Nayeli Martínez Meléndez, curadora general en el Orquideario y Jardín Botánico de Comitán, que depende de la Secretaría de Medio Ambiente e Historia Natural (Semahn), explicó que el proyecto fue inscrito en una red nacional llamada Poliniza.
La idea de crear este jardín surgió ante la problemática que hay por la contaminación con plaguicidas, lo cual no solo impacta en los cultivos, también en la flora en general. Ahora se busca la conservación y el uso sustentable de los polinizadores.
Una estrategia relevante
La importancia de este proyecto, recordó la curadora, es que ofrece refugio, alimentación (con el néctar de las flores) y hasta agua a los ejemplares, sobre todo cuando se presenta la temporada de estiaje o sequía. Dentro del jardín han encontrado que llegan especies como aves (gorriones, colibríes), abejorros, abejas, avispas, mariposas y hasta escarabajos.

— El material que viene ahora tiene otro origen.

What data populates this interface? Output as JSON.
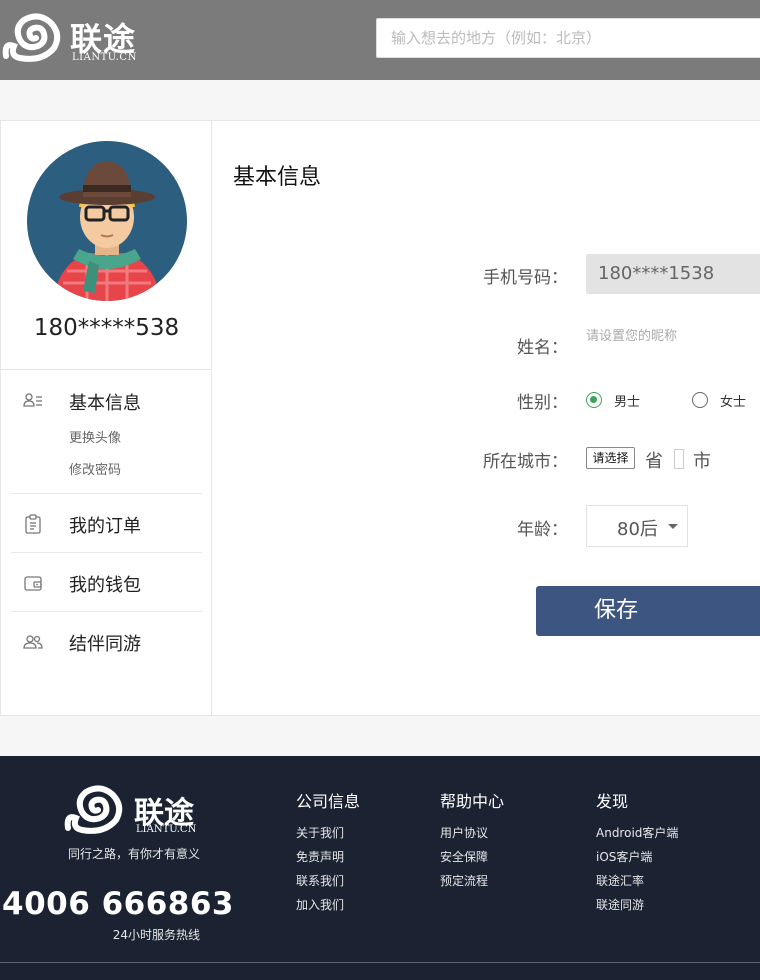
{
  "header": {
    "brand": "联途",
    "brand_sub": "LIANTU.CN",
    "search_placeholder": "输入想去的地方（例如：北京）"
  },
  "sidebar": {
    "username": "180*****538",
    "menu": [
      {
        "label": "基本信息",
        "icon": "user-list-icon"
      },
      {
        "label": "我的订单",
        "icon": "clipboard-icon"
      },
      {
        "label": "我的钱包",
        "icon": "wallet-icon"
      },
      {
        "label": "结伴同游",
        "icon": "users-icon"
      }
    ],
    "sublinks": [
      "更换头像",
      "修改密码"
    ]
  },
  "form": {
    "title": "基本信息",
    "phone_label": "手机号码：",
    "phone_value": "180****1538",
    "name_label": "姓名：",
    "name_placeholder": "请设置您的昵称",
    "gender_label": "性别：",
    "gender_male": "男士",
    "gender_female": "女士",
    "city_label": "所在城市：",
    "city_select": "请选择",
    "province": "省",
    "city": "市",
    "age_label": "年龄：",
    "age_value": "80后",
    "save_label": "保存"
  },
  "footer": {
    "brand": "联途",
    "brand_sub": "LIANTU.CN",
    "slogan": "同行之路，有你才有意义",
    "hotline": "4006 666863",
    "hotline_label": "24小时服务热线",
    "columns": [
      {
        "title": "公司信息",
        "links": [
          "关于我们",
          "免责声明",
          "联系我们",
          "加入我们"
        ]
      },
      {
        "title": "帮助中心",
        "links": [
          "用户协议",
          "安全保障",
          "预定流程"
        ]
      },
      {
        "title": "发现",
        "links": [
          "Android客户端",
          "iOS客户端",
          "联途汇率",
          "联途同游"
        ]
      }
    ]
  },
  "colors": {
    "header_bg": "#7b7b7b",
    "footer_bg": "#1b2333",
    "save_button": "#3c5581",
    "radio_active": "#3aa355"
  }
}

Aunque todo el Orquideario está registrado como un jardín para polinizadores, debido a que está compuesto de 16 hectáreas con diversa vegetación, hay un espacio que ahora se ha convertido en el núcleo para dichas especies, toda vez que ahí está la fuente de agua; además de 20 especies herbáceas que constantemente están en floración y son las que requieren los polinizadores.
Martínez Meléndez puntualizó que el Orquideario y Jardín Botánico de Comitán es un proyecto de la Semanh, cuyos fines están orientados a la conservación de la flora de la Meseta Comiteca Tojolabal y de otras regiones de Chiapas; cuidar de las plantas trae como consecuencia preservar a los polinizadores que juegan un papel importante.